Patient Requires Amputation Following Several Emergency Room Visits

    Emergency Medicine Expert

    This case involves a woman with a history of aortic aneurysm who presented to the emergency room with foot pain. The patient was diagnosed with a skin infection, given an Amoxicillin prescription, and discharged. The patient returned to the emergency room several days later with worsening foot pain and the attending noted that both her feet and both her knees were red with a rash. The patient was diagnosed with vasculitis, prescribed clindamycin and discharged. Two weeks later, the patient returned to the hospital with an ulcer on her right foot. It was discovered that the patient had been throwing septic emboli from her infected aortic aneurysm stent. A vascular surgeon was consulted and a below-knee amputation was the only option. An expert emergency medicine physician was sought to review the records and opine on the standard of care for patients with bilateral foot pain under these circumstances.

    Question(s) For Expert Witness

    • 1. What is your experience evaluating patients with bilateral foot pain and knee erythema in the emergency room?
    • 2. What are the indications for admitting a patient with bilateral foot and knee pain, erythema and a macular rash?
    • 3. What is the standard work-up that should be performed by the ED physician in a patient with these signs/ symptoms?

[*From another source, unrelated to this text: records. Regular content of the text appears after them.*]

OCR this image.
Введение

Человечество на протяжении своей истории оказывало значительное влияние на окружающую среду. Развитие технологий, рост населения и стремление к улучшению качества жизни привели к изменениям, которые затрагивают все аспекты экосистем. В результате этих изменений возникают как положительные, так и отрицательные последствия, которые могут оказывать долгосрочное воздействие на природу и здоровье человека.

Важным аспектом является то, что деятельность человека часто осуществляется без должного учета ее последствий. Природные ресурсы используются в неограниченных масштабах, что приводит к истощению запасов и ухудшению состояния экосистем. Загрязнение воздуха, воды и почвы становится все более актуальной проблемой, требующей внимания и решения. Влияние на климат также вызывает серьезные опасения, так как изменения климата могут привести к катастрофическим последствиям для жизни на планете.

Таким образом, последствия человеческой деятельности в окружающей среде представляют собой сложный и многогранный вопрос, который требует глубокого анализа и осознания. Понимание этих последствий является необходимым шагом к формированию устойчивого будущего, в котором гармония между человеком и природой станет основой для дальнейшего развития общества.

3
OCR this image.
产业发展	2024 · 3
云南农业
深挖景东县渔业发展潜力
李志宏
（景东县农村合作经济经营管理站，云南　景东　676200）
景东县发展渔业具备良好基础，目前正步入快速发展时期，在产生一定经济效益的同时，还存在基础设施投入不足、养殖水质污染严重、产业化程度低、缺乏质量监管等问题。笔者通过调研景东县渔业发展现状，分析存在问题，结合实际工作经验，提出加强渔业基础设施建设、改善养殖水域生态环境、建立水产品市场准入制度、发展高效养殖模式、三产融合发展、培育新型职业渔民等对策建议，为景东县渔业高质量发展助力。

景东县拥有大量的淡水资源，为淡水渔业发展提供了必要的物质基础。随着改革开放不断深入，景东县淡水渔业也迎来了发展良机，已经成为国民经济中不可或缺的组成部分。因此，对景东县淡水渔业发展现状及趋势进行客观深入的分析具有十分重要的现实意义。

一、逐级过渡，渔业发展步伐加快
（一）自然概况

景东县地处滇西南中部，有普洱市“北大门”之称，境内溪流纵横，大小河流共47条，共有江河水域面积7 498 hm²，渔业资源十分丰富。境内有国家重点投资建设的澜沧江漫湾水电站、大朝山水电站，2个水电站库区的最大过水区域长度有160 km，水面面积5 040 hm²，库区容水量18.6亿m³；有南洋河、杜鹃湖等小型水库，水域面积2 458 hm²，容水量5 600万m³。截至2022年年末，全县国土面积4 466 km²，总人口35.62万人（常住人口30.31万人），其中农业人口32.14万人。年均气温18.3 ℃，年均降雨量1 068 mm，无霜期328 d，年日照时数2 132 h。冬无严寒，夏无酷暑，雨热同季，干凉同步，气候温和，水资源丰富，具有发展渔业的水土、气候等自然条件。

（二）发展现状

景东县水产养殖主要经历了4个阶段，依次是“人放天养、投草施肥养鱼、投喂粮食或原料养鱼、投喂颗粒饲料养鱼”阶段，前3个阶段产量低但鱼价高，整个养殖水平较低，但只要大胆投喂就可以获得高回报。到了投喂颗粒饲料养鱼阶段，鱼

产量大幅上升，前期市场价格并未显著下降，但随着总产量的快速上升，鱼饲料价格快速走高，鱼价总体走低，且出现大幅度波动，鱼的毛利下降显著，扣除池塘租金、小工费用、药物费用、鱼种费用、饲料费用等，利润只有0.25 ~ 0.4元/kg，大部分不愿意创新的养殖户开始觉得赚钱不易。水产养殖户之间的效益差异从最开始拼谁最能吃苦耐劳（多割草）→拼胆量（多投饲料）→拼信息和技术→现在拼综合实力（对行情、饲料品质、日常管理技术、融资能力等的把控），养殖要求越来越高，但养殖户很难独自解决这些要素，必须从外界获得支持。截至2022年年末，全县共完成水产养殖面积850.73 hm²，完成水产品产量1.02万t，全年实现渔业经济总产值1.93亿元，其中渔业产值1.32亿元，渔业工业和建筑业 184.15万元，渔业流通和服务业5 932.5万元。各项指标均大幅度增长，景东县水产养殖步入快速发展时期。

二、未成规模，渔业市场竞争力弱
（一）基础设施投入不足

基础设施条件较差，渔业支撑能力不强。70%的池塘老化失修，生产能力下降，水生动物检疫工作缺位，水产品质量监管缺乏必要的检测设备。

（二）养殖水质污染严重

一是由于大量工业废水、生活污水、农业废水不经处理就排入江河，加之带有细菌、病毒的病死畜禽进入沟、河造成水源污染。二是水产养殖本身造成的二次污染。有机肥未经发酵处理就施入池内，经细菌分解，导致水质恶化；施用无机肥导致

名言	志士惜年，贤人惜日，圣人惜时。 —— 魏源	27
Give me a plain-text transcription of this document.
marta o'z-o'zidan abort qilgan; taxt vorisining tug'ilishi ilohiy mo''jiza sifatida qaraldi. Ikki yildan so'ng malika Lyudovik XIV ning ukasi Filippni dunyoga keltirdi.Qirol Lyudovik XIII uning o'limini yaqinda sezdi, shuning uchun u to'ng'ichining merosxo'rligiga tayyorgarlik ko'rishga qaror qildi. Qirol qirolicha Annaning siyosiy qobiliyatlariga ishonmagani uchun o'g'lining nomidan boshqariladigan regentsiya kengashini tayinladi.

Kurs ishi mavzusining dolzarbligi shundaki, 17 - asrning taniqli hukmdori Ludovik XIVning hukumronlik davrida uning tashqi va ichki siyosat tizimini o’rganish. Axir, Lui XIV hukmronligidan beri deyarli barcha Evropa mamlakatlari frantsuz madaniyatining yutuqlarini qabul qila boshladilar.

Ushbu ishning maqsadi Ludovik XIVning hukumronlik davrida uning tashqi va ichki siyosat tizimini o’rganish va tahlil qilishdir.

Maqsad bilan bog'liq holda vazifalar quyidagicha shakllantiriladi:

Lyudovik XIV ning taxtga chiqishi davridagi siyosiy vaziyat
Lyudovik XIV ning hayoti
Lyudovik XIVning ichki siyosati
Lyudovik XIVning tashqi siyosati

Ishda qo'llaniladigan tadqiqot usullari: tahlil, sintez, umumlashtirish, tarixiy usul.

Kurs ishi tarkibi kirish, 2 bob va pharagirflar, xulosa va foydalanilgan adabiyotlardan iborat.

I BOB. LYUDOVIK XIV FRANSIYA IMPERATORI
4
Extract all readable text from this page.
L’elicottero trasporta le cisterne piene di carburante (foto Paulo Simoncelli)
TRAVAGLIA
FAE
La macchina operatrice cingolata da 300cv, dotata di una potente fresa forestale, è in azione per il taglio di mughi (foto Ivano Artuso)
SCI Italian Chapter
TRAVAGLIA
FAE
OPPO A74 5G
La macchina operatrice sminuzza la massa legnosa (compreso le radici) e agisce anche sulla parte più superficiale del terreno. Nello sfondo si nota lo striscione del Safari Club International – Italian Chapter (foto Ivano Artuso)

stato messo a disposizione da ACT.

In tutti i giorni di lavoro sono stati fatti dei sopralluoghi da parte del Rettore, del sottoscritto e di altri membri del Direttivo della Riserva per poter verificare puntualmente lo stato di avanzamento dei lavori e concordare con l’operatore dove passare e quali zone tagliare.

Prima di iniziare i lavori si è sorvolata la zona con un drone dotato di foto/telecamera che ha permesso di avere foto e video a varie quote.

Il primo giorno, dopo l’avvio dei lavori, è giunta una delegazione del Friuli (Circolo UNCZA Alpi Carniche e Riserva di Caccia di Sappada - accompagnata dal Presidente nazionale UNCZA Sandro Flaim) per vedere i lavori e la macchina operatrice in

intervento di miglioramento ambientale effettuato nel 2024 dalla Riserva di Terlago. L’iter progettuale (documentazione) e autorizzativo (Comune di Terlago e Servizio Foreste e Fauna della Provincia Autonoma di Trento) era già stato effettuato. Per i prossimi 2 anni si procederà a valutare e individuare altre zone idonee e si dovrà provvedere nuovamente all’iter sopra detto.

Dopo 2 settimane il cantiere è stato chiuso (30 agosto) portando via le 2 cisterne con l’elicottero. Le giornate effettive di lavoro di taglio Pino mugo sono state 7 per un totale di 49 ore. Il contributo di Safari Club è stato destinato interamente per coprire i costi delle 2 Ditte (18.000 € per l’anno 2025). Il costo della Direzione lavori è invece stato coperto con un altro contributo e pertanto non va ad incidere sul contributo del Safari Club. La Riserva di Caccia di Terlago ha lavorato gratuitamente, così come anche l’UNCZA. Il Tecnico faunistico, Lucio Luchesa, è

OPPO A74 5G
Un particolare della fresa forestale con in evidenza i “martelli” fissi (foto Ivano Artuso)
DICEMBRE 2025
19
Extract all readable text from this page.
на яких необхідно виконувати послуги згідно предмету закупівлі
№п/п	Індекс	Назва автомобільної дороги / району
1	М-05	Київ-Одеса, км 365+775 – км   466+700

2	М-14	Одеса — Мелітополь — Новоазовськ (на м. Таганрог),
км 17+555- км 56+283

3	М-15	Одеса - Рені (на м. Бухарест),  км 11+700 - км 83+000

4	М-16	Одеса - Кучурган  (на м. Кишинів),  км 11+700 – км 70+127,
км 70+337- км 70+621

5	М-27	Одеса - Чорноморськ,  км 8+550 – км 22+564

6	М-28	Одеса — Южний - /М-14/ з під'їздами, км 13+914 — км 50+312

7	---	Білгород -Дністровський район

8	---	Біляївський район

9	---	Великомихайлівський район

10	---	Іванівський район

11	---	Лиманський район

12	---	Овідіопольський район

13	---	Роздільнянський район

    Expert Witness Response E-025783

    I am a practicing academic emergency physician. I see patients with this chief complaint (foot or knee pain) on a regular basis. I also have a masters degree in medical research and am fellowship-trained. This added training has given me specific skills that lend themselves well to meticulous review and careful analysis of cases such as these. I have reviewed several cases for medico-legal purposes and have had nothing but positive feedback from lawyers.

    I have seen many patients with foot pain in the emergency department. I have seen many patients with knee erythema. The combination of both is more rare, however.
    Concern for a vascular cause such as arterial insufficiency or embolism would prompt a CT angio of the legs to be obtained. If confirmed, then the patient would be admitted for heparin to a vascular surgeon. If the cause was an infection, and the patient had failed oral outpatient therapy, such as Amoxicillin, then the patient would be admitted for IV anitbiotics. If the patient had signs of sepsis, then the patient would be admitted. Basic labs would be ordered including blood cultures if febrile. If a vascular cause such as leg ischemia was suspected, then a CT angio of the legs would be obtained. If poliomyelitis was suspected, an X-ray or CT of the feet would be obtained. If the knee was warm and swollen with fever, then a knee arthrocentesis would be done.